Roller Babes: 1950s Women of Roller Derby
Reviewed By: Editorial Board
The Editorial Board of The Columbia Review accepts submissions from authors, publishers, directors, agents, producers and fans.

Imagine it’s 1950 — a time when society’s expectations for women were much different than they are now, basically to marry, have children, and make a home while men worked to earn a livelihood and pursued careers. Tim Patten’s “Roller Babes” adeptly takes us back to that time and brings us into the worlds of three teenage girls who wanted more out of life: to become professional roller derby stars.

Patten’s engaging story gives us a fascinating glimpse inside the lives of these girls, starting from the days before they even knew about the sport. “Roller Babes” focuses on teenagers Lottie, Rebecca, and Elsie Mae, characters, who are roughly based on the vaudeville-styled lives and experiences of many of America’s greatest roller derby athletes. We see the girls become aware of, and question societal expectations of women at the time and identify new possibilities through the discovery of a sport called roller derby. We learn about the role that roller derby played as a positive strategy for coping with the challenges of their childhoods and the sometimes challenging responses the girls experienced when sharing their hopes and dreams with loved ones.

Though it may have offered a way out, roller derby also presented them with challenges of its own. “Roller Babes” shares fascinating and provocative tales of “frenzied derby madness” and vindictive behaviors among the athletes. We learn about the barriers they encountered as they attempted to go down paths that were so different from their female counterparts who were living more traditional lives. “Roller Babes” beautifully honors the women of 1950s professional roller derby; women who reached above the limitations of their time and set the foundation for female athletes of the future.

As Patten notes, “Decades before the birth control pill, Gloria Steinem, or the National Organization for Women, these early paradigm-shifters of roller derby struggled for liberation from traditional societal roles.

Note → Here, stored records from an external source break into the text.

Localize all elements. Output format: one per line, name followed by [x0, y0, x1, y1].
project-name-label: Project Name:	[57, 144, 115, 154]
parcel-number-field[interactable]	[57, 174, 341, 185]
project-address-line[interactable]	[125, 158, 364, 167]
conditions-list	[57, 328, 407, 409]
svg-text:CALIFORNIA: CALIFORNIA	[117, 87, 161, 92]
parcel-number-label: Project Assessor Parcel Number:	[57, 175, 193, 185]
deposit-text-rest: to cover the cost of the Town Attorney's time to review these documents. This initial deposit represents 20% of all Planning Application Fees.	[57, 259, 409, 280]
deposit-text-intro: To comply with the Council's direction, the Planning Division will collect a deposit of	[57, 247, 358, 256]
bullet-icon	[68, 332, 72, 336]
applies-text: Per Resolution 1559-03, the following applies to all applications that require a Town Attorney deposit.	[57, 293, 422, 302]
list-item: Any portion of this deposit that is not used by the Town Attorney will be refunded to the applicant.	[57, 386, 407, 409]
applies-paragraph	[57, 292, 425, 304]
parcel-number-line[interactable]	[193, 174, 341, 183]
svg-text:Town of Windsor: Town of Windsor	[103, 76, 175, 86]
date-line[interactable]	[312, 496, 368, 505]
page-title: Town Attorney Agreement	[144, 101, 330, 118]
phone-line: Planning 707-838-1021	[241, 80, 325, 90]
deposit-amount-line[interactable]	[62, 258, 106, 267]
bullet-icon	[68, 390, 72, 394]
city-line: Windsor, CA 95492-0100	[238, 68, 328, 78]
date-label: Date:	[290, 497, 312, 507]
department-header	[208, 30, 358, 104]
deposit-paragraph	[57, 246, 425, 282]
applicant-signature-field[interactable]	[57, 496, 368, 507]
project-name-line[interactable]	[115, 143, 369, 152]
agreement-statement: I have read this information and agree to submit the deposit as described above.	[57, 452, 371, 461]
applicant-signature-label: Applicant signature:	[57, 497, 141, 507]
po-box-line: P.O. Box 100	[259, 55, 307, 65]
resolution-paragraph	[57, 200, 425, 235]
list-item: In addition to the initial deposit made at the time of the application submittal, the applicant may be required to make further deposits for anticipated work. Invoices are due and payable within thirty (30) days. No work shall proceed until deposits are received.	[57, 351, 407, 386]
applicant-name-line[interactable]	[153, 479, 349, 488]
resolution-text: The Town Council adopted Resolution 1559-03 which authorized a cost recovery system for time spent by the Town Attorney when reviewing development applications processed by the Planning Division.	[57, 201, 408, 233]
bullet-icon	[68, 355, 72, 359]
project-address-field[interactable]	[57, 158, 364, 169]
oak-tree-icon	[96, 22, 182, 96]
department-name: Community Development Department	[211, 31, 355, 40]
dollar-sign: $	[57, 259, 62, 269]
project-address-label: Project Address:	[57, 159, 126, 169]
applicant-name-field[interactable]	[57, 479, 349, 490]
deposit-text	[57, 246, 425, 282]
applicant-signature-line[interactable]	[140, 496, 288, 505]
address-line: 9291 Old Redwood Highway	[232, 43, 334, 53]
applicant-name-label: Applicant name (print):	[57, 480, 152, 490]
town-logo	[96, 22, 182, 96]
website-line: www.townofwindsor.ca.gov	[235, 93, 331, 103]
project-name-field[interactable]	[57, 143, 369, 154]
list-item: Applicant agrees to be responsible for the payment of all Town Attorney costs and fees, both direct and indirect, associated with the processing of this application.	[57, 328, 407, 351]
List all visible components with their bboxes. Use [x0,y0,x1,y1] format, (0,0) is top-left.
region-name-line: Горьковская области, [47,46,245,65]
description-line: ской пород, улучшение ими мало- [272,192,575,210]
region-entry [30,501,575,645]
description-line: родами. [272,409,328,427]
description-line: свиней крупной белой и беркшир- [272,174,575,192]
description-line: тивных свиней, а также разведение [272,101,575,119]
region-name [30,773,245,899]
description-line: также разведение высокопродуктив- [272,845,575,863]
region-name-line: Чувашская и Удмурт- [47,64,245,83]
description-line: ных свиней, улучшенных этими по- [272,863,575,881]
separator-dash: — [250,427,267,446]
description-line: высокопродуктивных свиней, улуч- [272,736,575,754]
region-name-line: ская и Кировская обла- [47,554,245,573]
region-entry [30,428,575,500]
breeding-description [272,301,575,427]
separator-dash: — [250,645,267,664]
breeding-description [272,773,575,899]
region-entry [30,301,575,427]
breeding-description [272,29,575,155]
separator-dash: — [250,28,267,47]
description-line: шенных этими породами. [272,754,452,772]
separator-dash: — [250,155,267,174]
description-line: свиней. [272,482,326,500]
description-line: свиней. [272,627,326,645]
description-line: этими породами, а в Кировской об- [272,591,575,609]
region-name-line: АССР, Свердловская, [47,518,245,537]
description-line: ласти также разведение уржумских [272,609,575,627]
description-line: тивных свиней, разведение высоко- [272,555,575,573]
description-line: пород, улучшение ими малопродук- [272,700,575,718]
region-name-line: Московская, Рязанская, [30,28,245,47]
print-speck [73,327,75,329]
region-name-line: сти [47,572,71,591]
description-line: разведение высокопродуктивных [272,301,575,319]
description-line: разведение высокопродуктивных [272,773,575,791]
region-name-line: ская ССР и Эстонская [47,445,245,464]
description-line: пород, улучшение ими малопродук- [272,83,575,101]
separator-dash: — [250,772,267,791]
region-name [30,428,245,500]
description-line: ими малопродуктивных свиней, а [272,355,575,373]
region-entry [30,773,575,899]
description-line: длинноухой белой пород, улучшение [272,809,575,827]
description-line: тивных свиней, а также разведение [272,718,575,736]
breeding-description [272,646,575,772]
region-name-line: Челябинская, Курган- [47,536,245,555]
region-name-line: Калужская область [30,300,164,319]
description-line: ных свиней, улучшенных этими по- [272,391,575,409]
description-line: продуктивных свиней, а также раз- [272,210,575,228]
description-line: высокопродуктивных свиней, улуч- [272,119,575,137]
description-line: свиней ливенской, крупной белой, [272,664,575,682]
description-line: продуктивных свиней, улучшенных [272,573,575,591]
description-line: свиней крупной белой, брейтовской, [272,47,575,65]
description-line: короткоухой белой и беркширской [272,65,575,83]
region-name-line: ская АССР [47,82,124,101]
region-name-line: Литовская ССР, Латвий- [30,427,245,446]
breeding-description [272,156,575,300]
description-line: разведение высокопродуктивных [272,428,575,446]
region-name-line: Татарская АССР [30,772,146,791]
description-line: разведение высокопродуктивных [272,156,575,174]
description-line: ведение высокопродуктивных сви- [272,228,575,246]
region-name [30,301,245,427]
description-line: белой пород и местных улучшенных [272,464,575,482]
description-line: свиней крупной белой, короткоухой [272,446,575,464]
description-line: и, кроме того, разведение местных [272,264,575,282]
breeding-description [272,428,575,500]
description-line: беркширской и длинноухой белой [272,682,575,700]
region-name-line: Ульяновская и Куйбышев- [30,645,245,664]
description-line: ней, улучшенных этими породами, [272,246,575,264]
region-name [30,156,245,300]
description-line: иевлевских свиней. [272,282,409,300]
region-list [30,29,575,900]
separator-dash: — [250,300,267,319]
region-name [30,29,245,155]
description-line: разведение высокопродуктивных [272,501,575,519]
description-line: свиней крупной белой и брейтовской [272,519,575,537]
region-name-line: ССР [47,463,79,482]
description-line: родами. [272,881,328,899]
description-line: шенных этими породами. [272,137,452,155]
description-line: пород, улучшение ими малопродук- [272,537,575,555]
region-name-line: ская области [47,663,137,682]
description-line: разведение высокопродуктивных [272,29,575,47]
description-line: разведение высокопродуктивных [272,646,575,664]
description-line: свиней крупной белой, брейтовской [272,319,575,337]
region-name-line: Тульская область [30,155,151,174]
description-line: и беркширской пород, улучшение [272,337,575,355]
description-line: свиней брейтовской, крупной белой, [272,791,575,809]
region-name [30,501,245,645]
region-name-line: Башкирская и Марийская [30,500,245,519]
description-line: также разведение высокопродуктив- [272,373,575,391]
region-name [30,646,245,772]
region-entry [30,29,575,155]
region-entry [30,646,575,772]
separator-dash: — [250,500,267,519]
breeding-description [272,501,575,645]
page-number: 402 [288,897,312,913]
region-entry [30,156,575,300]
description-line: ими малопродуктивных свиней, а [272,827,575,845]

Some found success; others encountered the most heart-wrenching defeat. These early athletes had no women’s studies to encourage them, yet they developed remarkable drive. Their iron-willed spirit hurtled them across countless social obstacles on the path to their goals and dreams. Dedication to their sport rewarded these incredible professionals with adulation in the hearts and minds of Americans and enthusiasts around the world.”

“Roller Babes” is a fascinating and intensely emotional story about the 1950s women of roller derby. It offers us a closer look at legendary women who followed a non-traditional path to find satisfaction and success in their lives. Patten skillfully provides us with an in-depth and honest look at the lives of female athletics pioneers, trailblazing risk takers and brave sports innovators. Highly recommended!